Review: Tarleton features Isaac Powell

“Substitute Garden” by Isaac Powell

The Clyde H. Wells Fine Arts Center is currently featuring an exhibit of works done by Eastern Kentucky University assistant art professor Isaac Powell. His paintings are extraordinary in their style and detail.

“I’ve loved to draw since I was a young child,” Powell said. “In high school I took a large interest in drafting and architectural drawing, but I [ended] up going to school to study forestry…However, it didn’t take me too long to realize that while I enjoyed studying nature and specifically trees, I wasn’t devoted to that career path. At that point I began pursuing a BFA in drawing. So, my work to this day retains elements of both my former interests.”

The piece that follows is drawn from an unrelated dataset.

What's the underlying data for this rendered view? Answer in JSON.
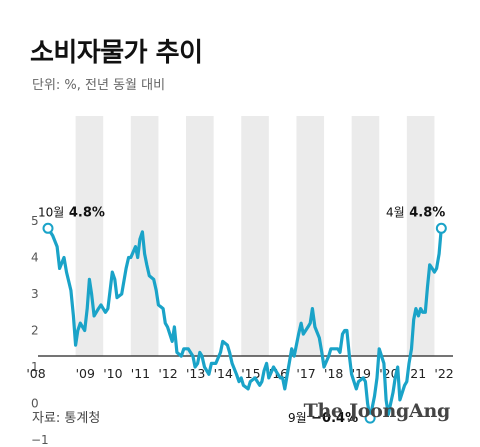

Powell also has another pastime when he’s not busy painting or teaching.

“I garden and tend to chickens,” Powell said. “Gardening is a type of art process for me as well… planning, working the soil…ending up with a product is really akin to my painting process. Some of the flower images that are in my exhibit at Tarleton were taken from my garden back home,” Powell said. “I also love to backpack… specifically in the Big Bend region of Texas. Just as with gardening the Big Bend topography influence[s] my work as you’ll see in the topographical representations in some of the works.”

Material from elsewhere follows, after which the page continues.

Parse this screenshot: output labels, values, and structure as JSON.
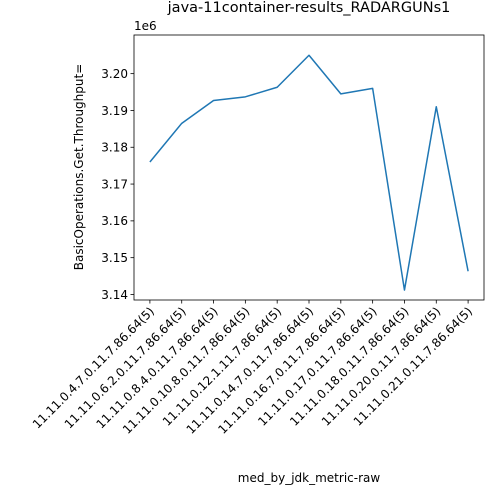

Powell also offered advice to Tarleton State University students about their fields of study and passions.

“With any discipline… make sure you love what you are studying,” Powell said. “It will show in your product, whether it be a painting, or a psychological study, or an experiment in chemistry. Talent will only take you so far – you must also have passion.”

One of Powell’s artworks showcased in the gallery is “The Substitute Garden,” a great example of using references from nature and combining them with geometric and man-made patterns such as a table, along with the squares and right triangles in the painting.

Another showcased piece is “The Steepness of Slopes.” This is another breathtaking piece with amazing details of grassy slopes on the left and right side of the cubic canvas, but in the very center, only a silhouette to contrast the three-dimensional paintings on either side.

The exhibit will continue through spring break until March 17from 9 a.m. to 5 p.m.